Brexit negotiations – posturing and threats to “walk away”

The current Brexit negotiations do not seem to be advancing well.
One of the recurring themes that rabid Brexit supporters keep coming back to is that the UK should just “walk away” from negotiations.
Leaving aside the utterly deluded ideas that many of them possess about what a “hard” Brexit entails, the idea that one should flounce out of a negotiation or threaten to do so in order to get what one wants is an idea promulgated by somebody with no clue whatsoever about how to negotiate.
The UK lawyer Sean Jones wrote a tweetstorm about this pathology recently. I am sharing it below, merged and edited.

A threat to walk away *can* be effective in negotiation, but it is rarely the *key* to a successful outcome.
Very broadly, that’s because most negotiations are not zero sum. An optimal outcome is achieved through co-operation and creative compromise.
First things first: like any threat it can only be at all useful if it is credible.
That has 2 aspects.
1. Your negotiation partner must believe you’ll carry it out;
but
2. It must be a sufficiently meaningful threat to their own interests (NOT THE COMFY CHAIR!!)
So if walking away is so disastrous that no rational person would contemplate it, your negotiating partner will conclude…
either (1) you don’t mean it;
or
(2) you do
If you state publicly that it is a negotiating tactic, that undermines the credibility of the threat as it puts sincerity in doubt.
Equally, If you open negotiations with it in the hope or expectation the negotiating partner will “crumble” you aren’t negotiating, you’re bullying. You may feel “strong” but saying “we can’t be precise about what we want but if we don’t get it, we’re off” is not a constructive or rational posture.
There’s a reason we refer to the tactic as an ultimatum.
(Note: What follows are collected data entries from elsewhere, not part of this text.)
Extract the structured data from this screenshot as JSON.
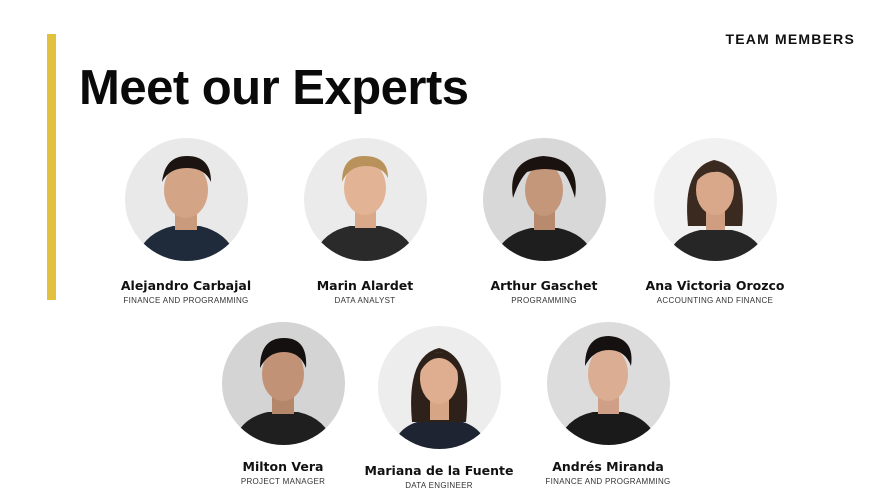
{
  "header": {
    "section_label": "TEAM MEMBERS",
    "title": "Meet our Experts"
  },
  "colors": {
    "accent": "#e2c13e",
    "text": "#111111",
    "background": "#ffffff"
  },
  "team": [
    {
      "name": "Alejandro Carbajal",
      "role": "FINANCE AND PROGRAMMING"
    },
    {
      "name": "Marin Alardet",
      "role": "DATA ANALYST"
    },
    {
      "name": "Arthur Gaschet",
      "role": "PROGRAMMING"
    },
    {
      "name": "Ana Victoria Orozco",
      "role": "ACCOUNTING AND FINANCE"
    },
    {
      "name": "Milton Vera",
      "role": "PROJECT MANAGER"
    },
    {
      "name": "Mariana de la Fuente",
      "role": "DATA ENGINEER"
    },
    {
      "name": "Andrés Miranda",
      "role": "FINANCE AND PROGRAMMING"
    }
  ]
}
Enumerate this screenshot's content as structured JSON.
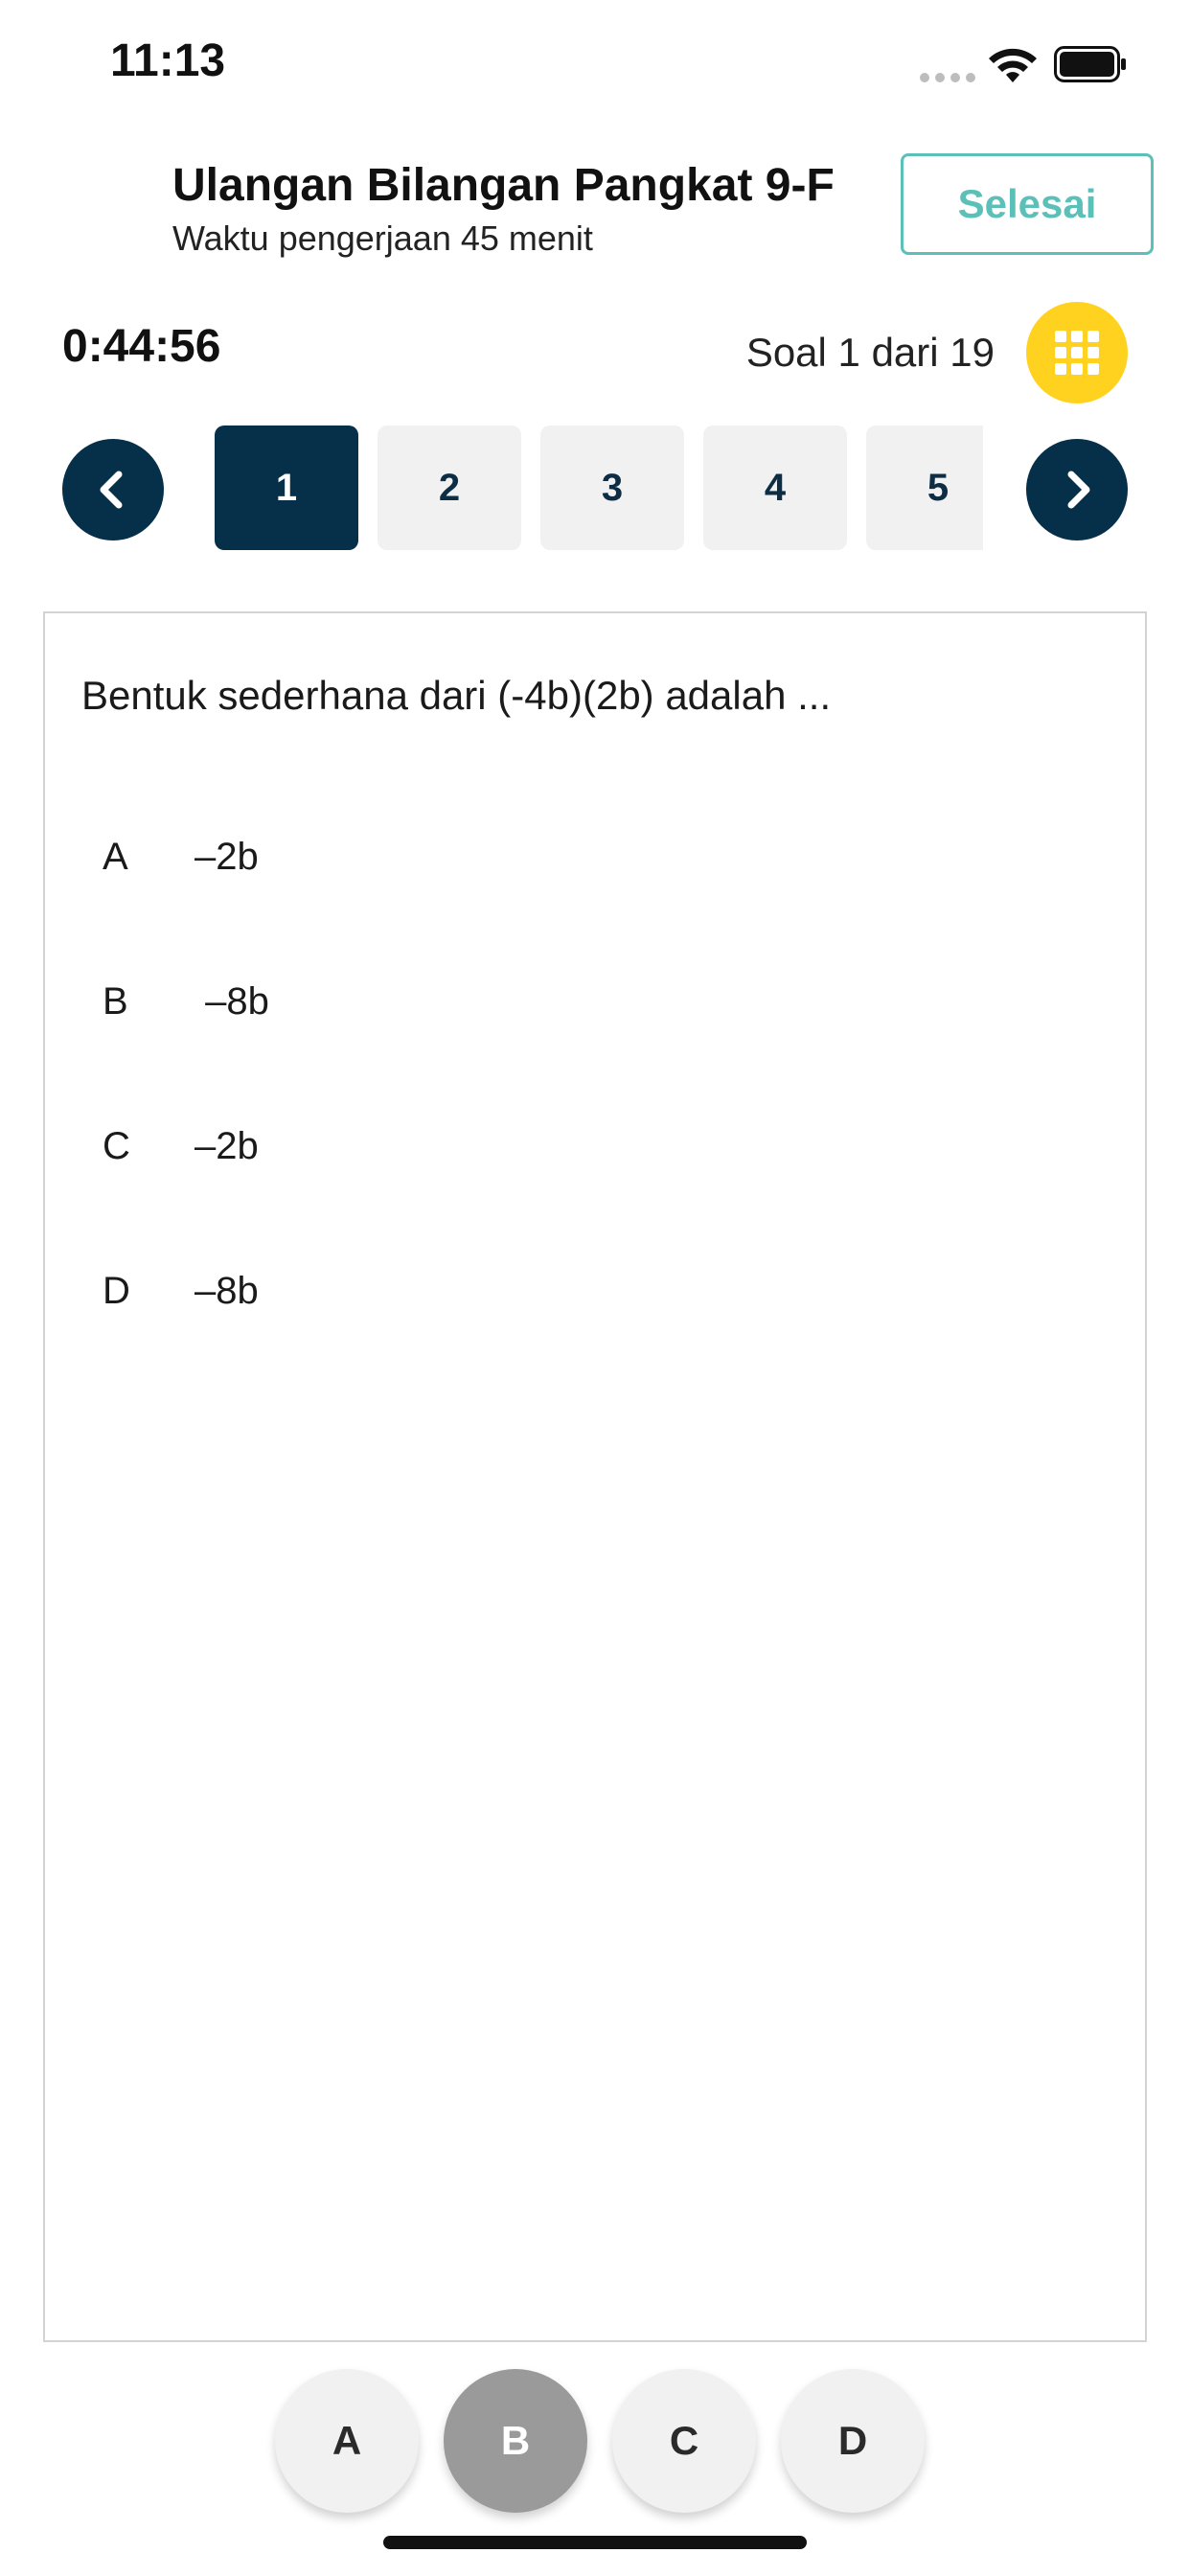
{
  "status_bar": {
    "time": "11:13"
  },
  "header": {
    "title": "Ulangan Bilangan Pangkat 9-F",
    "subtitle": "Waktu pengerjaan 45 menit",
    "finish_label": "Selesai"
  },
  "timer": "0:44:56",
  "progress_label": "Soal 1 dari 19",
  "question_numbers": [
    "1",
    "2",
    "3",
    "4",
    "5"
  ],
  "current_question_index": 0,
  "question": {
    "text": "Bentuk sederhana dari (-4b)(2b) adalah ...",
    "options": [
      {
        "letter": "A",
        "value": "–2b"
      },
      {
        "letter": "B",
        "value": " –8b"
      },
      {
        "letter": "C",
        "value": "–2b"
      },
      {
        "letter": "D",
        "value": "–8b"
      }
    ]
  },
  "answer_buttons": [
    "A",
    "B",
    "C",
    "D"
  ],
  "selected_answer": "B",
  "colors": {
    "navy": "#06304a",
    "accent_teal": "#5bc0b8",
    "grid_yellow": "#ffd21f",
    "selected_gray": "#9a9a9a"
  },
  "icons": {
    "back": "chevron-left-icon",
    "next": "chevron-right-icon",
    "grid": "grid-icon"
  }
}
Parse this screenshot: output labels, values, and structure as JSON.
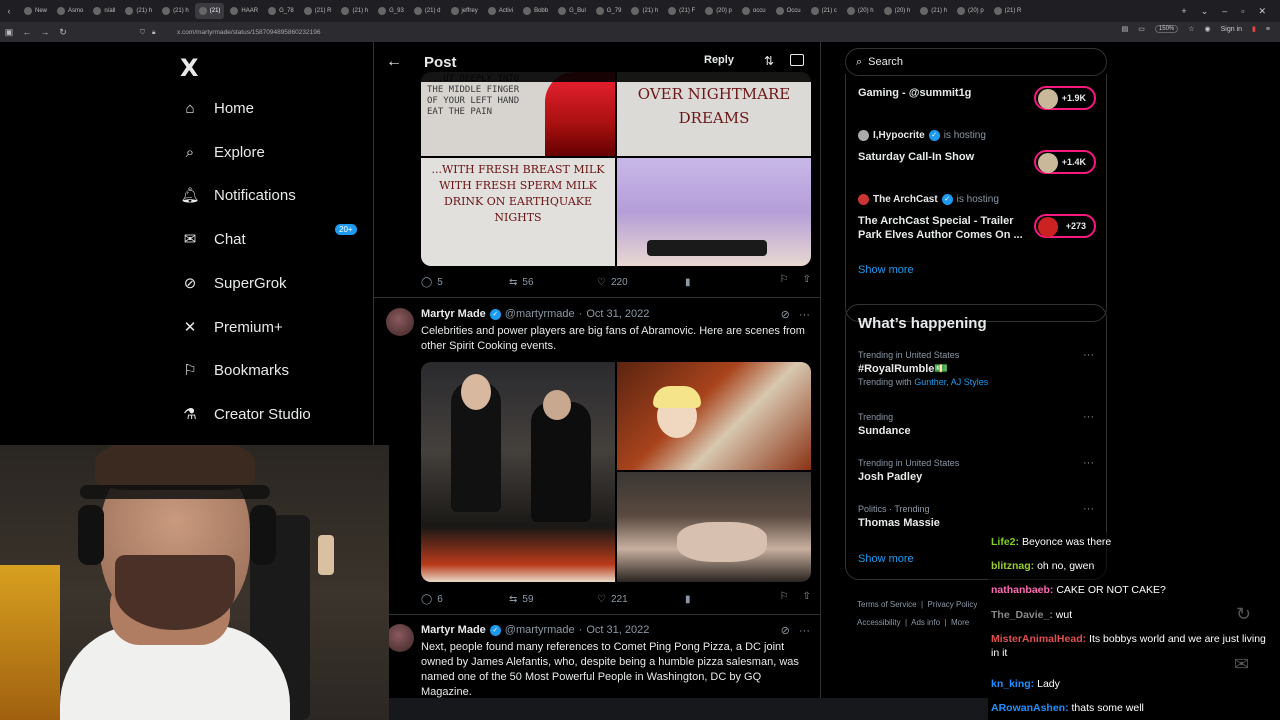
{
  "browser": {
    "tabs": [
      "New",
      "Asmo",
      "n/all",
      "(21) h",
      "(21) h",
      "(21)",
      "HAAR",
      "G_78",
      "(21) R",
      "(21) h",
      "G_93",
      "(21) d",
      "jeffrey",
      "Activi",
      "Bobb",
      "G_Bul",
      "G_79",
      "(21) h",
      "(21) F",
      "(20) p",
      "occu",
      "Occu",
      "(21) c",
      "(20) h",
      "(20) h",
      "(21) h",
      "(20) p",
      "(21) R"
    ],
    "active_tab_index": 5,
    "url": "x.com/martyrmade/status/1587094895860232196",
    "zoom": "150%",
    "sign_in": "Sign in"
  },
  "sidebar": {
    "logo": "X",
    "notifications_badge": "20+",
    "items": [
      {
        "label": "Home",
        "icon": "home-icon"
      },
      {
        "label": "Explore",
        "icon": "search-icon"
      },
      {
        "label": "Notifications",
        "icon": "bell-icon"
      },
      {
        "label": "Chat",
        "icon": "mail-icon"
      },
      {
        "label": "SuperGrok",
        "icon": "grok-icon"
      },
      {
        "label": "Premium+",
        "icon": "x-icon"
      },
      {
        "label": "Bookmarks",
        "icon": "bookmark-icon"
      },
      {
        "label": "Creator Studio",
        "icon": "flask-icon"
      }
    ]
  },
  "header": {
    "title": "Post",
    "reply_label": "Reply"
  },
  "first_tweet": {
    "image_texts": [
      "...UT DEEPLY INTO THE MIDDLE FINGER OF YOUR LEFT HAND EAT THE PAIN",
      "OVER NIGHTMARE DREAMS",
      "...WITH FRESH BREAST MILK WITH FRESH SPERM MILK DRINK ON EARTHQUAKE NIGHTS"
    ],
    "replies": "5",
    "reposts": "56",
    "likes": "220"
  },
  "tweets": [
    {
      "name": "Martyr Made",
      "handle": "@martyrmade",
      "date": "Oct 31, 2022",
      "text": "Celebrities and power players are big fans of Abramovic. Here are scenes from other Spirit Cooking events.",
      "replies": "6",
      "reposts": "59",
      "likes": "221"
    },
    {
      "name": "Martyr Made",
      "handle": "@martyrmade",
      "date": "Oct 31, 2022",
      "text": "Next, people found many references to Comet Ping Pong Pizza, a DC joint owned by James Alefantis, who, despite being a humble pizza salesman, was named one of the 50 Most Powerful People in Washington, DC by GQ Magazine."
    }
  ],
  "right": {
    "search_placeholder": "Search",
    "live": [
      {
        "title": "Gaming - @summit1g",
        "count": "+1.9K"
      },
      {
        "host": "I,Hypocrite",
        "hosting": "is hosting",
        "title": "Saturday Call-In Show",
        "count": "+1.4K"
      },
      {
        "host": "The ArchCast",
        "hosting": "is hosting",
        "title": "The ArchCast Special - Trailer Park Elves Author Comes On ...",
        "count": "+273"
      }
    ],
    "show_more": "Show more",
    "whats_happening": "What’s happening",
    "trends": [
      {
        "context": "Trending in United States",
        "name": "#RoyalRumble💵",
        "with_label": "Trending with",
        "with": "Gunther, AJ Styles"
      },
      {
        "context": "Trending",
        "name": "Sundance"
      },
      {
        "context": "Trending in United States",
        "name": "Josh Padley"
      },
      {
        "context": "Politics · Trending",
        "name": "Thomas Massie"
      }
    ],
    "footer": [
      "Terms of Service",
      "Privacy Policy",
      "Accessibility",
      "Ads info",
      "More"
    ]
  },
  "chat": [
    {
      "user": "Life2:",
      "color": "#7ed321",
      "msg": "Beyonce was there"
    },
    {
      "user": "blitznag:",
      "color": "#9acd32",
      "msg": "oh no, gwen"
    },
    {
      "user": "nathanbaeb:",
      "color": "#ff69b4",
      "msg": "CAKE OR NOT CAKE?"
    },
    {
      "user": "The_Davie_:",
      "color": "#888888",
      "msg": "wut"
    },
    {
      "user": "MisterAnimalHead:",
      "color": "#e05050",
      "msg": "Its bobbys world and we are just living in it"
    },
    {
      "user": "kn_king:",
      "color": "#1e90ff",
      "msg": "Lady"
    },
    {
      "user": "ARowanAshen:",
      "color": "#1e90ff",
      "msg": "thats some well"
    }
  ]
}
It‘s best used at what might be the *end* of a process; where positions have closed and each side has reached their respective red lines.
It causes each side to ask whether their “final position” should be sacrificed for a deal that is otherwise within touching distance.
My hope is that the UK’s negotiation team is less fixated on this tactic than the Press and the public appear to be.
It’s usually a sign of a failing negotiation and using it as principal leverage is much more likely to be self-defeating than people assume.